Altra Timp Men’s: The Altra is designed to provide a more natural foot strike that will help improve your running form and provide a full cushion foot bed.
The Altra Timp is specifically designed for trail running, hiking, fast packing, and trail racing. Weight: 11.1 oz. Sizing guide available for both men and women. Available at www.wildernessathlete.com for around $130.
Alexo Athletica Signature Pant: When it comes to hitting the trail for a run, women don’t have to compromise personal safety if they wear apparel designed to carry a firearm, mace, or knife with comfort and confidence.
The Alexo leggings are designed for the trail, but are fashion forward enough to wear to nearly any event. Throw on your favorite pair of cowboy boots and go! With nine pockets on the legs and waistband, you can carry all of your essentials - including your firearm - without detection. Your firearm will remain secure while hiking or jogging.Designed for both stretch and breathability, the high waistband gives the bonus of tummy control. Sizes XS-XXL. Available at www.alexoathletica.com for $99.
As an NRA-certified Pistol and “Refuse to be a Victim” instructor, I often get asked by women what pistol I choose for concealed carry while I’m active on the trail. My answer for that is simple: it depends. Following are two different models of pistols I carry either while running trails or on the hunt.
Ruger LCP II 380: The compact, lightweight design is ideal for concealed carry and it fits a variety of holsters. It also features a best-in-class, single-action trigger and easy rack slide. The slightly wider grip with deep texturing allows you to really grip the pistol for recoil control, even with sweaty palms.
The low-profile sights are designed for quick access out of pockets and purses. The LCP II ships with a pocket holster to be used within a coat pocket or purse. Available models with 6+1 round count weigh in at 10.6 oz. and 11.4 oz. Cost: $299 to $369.
Ruger Security 9mm: The mid-sized Security 9 is compact enough for concealment. The same best-in-class trigger goes into the Security 9 as is found in the LCP II. The mid-sized frame gives confident handling, with a textured grip that ensures a solid grip in a variety of conditions.
This pistol is very comparable in dimension and size to the Glock 19. Available in models with 10+1 and 15+1 round count. Weight: 24 oz. Cost: $329.
Heading out for a high country backpack hunt requires a good deal of meal preparation as we exchange luxuries for necessities. Finding the latest and greatest meals and snacks to fuel your next hunt has been made easy.
Backcountry Fuel Box: The beauty of this box is that with subscription, every month you will receive an assortment of snacks, meals, and bars shipped right to your door. Enjoy the freedom to taste test a large variety of the latest and greatest snacks on your next adventure or while training at home.
The monthly box makes identifying your favorite backcountry meals and snacks easy so that you can stock up on what you like and pass on what you don’t.
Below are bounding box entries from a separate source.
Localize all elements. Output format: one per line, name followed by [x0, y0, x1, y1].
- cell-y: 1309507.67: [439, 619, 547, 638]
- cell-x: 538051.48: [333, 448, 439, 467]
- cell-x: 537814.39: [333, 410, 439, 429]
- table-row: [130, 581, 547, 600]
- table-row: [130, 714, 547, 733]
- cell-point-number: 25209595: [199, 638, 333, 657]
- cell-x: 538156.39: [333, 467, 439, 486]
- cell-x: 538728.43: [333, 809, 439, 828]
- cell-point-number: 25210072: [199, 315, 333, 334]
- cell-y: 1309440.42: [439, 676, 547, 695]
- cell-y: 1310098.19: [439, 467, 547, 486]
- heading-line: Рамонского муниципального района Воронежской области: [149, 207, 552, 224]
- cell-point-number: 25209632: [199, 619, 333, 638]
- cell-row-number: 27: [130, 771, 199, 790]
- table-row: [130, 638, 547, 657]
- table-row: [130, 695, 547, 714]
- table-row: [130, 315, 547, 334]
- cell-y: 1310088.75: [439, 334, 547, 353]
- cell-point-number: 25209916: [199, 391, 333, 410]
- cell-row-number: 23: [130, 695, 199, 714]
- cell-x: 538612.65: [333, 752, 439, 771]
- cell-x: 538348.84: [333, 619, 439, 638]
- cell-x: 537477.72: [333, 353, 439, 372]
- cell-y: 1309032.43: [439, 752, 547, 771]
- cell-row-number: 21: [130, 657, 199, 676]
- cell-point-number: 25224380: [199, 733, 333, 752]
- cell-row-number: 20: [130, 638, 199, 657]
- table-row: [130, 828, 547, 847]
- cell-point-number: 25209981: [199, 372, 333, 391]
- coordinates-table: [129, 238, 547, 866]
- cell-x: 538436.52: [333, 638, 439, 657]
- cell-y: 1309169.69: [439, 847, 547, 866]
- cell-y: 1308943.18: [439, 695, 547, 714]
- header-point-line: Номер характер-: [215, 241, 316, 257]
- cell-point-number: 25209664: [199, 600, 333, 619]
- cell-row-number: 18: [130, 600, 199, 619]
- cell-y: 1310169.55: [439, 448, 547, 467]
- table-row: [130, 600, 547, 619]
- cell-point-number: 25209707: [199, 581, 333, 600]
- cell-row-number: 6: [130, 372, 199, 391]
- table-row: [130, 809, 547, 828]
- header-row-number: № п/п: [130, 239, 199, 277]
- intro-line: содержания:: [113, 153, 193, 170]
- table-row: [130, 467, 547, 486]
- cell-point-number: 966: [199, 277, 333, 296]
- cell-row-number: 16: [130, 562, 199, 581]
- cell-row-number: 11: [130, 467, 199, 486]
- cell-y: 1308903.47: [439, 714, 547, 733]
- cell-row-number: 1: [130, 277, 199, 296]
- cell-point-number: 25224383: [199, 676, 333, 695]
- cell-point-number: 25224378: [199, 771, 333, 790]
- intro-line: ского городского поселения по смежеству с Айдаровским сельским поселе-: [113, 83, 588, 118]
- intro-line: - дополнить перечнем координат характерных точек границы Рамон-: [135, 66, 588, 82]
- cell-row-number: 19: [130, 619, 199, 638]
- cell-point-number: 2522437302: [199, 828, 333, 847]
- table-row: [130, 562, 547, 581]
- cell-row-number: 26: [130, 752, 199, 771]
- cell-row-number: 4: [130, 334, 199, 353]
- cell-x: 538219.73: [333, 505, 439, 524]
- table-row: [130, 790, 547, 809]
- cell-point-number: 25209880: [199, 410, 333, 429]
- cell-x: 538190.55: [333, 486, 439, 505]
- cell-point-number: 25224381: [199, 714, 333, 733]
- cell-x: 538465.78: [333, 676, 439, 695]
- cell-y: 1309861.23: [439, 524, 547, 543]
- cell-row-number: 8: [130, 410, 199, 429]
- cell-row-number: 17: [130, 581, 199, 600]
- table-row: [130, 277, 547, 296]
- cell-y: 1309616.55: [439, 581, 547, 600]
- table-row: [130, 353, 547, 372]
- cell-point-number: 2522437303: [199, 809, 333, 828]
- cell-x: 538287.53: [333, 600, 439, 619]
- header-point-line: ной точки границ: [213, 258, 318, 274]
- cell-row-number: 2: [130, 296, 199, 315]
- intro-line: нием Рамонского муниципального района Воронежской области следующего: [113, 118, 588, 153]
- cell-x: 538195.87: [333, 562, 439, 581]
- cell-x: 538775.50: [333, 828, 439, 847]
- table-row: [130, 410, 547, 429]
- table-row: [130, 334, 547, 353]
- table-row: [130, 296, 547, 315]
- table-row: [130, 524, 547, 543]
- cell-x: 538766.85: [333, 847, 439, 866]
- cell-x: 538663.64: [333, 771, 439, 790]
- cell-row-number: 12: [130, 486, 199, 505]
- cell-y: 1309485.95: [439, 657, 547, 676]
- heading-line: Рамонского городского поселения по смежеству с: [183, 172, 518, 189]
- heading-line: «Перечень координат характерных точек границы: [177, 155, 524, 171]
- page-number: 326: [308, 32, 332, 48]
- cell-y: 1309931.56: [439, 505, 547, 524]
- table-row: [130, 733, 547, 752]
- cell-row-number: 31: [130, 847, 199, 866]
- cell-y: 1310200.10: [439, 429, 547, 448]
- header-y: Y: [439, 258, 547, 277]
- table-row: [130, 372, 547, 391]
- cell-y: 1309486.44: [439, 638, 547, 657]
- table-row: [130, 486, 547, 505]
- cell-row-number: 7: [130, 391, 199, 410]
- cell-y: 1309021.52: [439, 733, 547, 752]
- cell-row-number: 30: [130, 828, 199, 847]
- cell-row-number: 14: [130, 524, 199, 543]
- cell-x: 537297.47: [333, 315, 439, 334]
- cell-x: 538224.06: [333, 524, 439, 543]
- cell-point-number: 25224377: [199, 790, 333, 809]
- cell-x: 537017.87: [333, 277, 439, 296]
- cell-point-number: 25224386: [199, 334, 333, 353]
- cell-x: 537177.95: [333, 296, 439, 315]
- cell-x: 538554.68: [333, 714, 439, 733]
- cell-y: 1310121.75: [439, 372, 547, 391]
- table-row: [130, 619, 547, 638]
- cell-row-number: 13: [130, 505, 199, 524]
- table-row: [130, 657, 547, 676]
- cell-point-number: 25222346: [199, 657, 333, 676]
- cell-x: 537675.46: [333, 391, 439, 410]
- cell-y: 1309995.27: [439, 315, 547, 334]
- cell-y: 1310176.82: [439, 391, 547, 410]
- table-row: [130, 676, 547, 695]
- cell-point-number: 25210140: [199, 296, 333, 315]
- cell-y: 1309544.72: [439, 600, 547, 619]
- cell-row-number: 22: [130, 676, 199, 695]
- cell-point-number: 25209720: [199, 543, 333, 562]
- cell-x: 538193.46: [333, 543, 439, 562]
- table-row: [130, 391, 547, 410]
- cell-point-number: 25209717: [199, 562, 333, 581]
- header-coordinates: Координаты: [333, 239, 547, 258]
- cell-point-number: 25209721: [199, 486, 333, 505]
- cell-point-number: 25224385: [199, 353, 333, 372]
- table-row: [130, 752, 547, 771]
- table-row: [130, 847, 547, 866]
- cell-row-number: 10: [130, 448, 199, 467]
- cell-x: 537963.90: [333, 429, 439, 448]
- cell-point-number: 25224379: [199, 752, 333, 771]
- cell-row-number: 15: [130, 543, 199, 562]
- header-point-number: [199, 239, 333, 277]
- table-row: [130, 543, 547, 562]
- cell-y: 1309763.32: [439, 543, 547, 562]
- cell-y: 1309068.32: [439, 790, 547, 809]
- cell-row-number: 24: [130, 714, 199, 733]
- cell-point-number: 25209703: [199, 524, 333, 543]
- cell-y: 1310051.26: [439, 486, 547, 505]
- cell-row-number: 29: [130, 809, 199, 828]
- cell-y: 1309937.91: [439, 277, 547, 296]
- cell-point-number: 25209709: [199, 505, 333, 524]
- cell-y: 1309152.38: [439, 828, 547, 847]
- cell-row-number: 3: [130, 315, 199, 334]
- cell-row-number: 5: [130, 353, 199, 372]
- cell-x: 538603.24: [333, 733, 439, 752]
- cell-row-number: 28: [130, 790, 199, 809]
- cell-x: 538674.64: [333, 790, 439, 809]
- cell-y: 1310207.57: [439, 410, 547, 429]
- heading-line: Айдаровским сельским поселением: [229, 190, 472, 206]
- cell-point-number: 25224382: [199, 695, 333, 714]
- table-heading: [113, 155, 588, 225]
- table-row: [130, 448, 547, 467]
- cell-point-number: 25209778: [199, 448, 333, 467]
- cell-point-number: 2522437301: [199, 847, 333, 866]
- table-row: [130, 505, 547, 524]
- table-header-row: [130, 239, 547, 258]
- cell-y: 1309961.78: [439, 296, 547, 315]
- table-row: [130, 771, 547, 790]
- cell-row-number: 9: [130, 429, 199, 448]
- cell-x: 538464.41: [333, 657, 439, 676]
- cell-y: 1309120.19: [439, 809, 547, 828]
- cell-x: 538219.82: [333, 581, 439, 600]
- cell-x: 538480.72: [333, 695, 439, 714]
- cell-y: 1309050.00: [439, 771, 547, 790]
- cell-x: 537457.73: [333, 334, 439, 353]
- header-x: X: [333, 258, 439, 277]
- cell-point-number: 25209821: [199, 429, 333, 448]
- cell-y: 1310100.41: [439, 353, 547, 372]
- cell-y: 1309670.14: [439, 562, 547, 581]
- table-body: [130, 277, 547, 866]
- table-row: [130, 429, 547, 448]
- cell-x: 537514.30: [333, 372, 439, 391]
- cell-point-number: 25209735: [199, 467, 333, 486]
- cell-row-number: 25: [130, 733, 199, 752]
Delivered monthly with up to a $50 value, you can subscribe online at www.backcountryfuelbox.com for $33.30 per month.
Wilderness Athlete Hydrate & Recover: On a regular day without exercise, our body needs at least three quarts of water. On days when we’re taxing our body with high intensity workouts or climbing a mountain, double that amount. Dehydration can be downright dangerous to our health, and combating it is critical while on the mountain or in the gym.
Designed to replenish lost fluids, Hydrate & Recover also replaces lost electrolytes, vitamins, minerals, amino acids, glucosamine, antioxidants, and metabolic cofactors. This provides a precisely balanced mineral and electrolyte composition to replenish these vital elements and maintain peak muscle physiology. H&R is vailable in trail-convenient packets or tubs in a variety of flavors, including the new Kiwi Pineapple. Tubs retail for $24.95 and packets for $34.95. Check them out at www.wildernessathlete.com.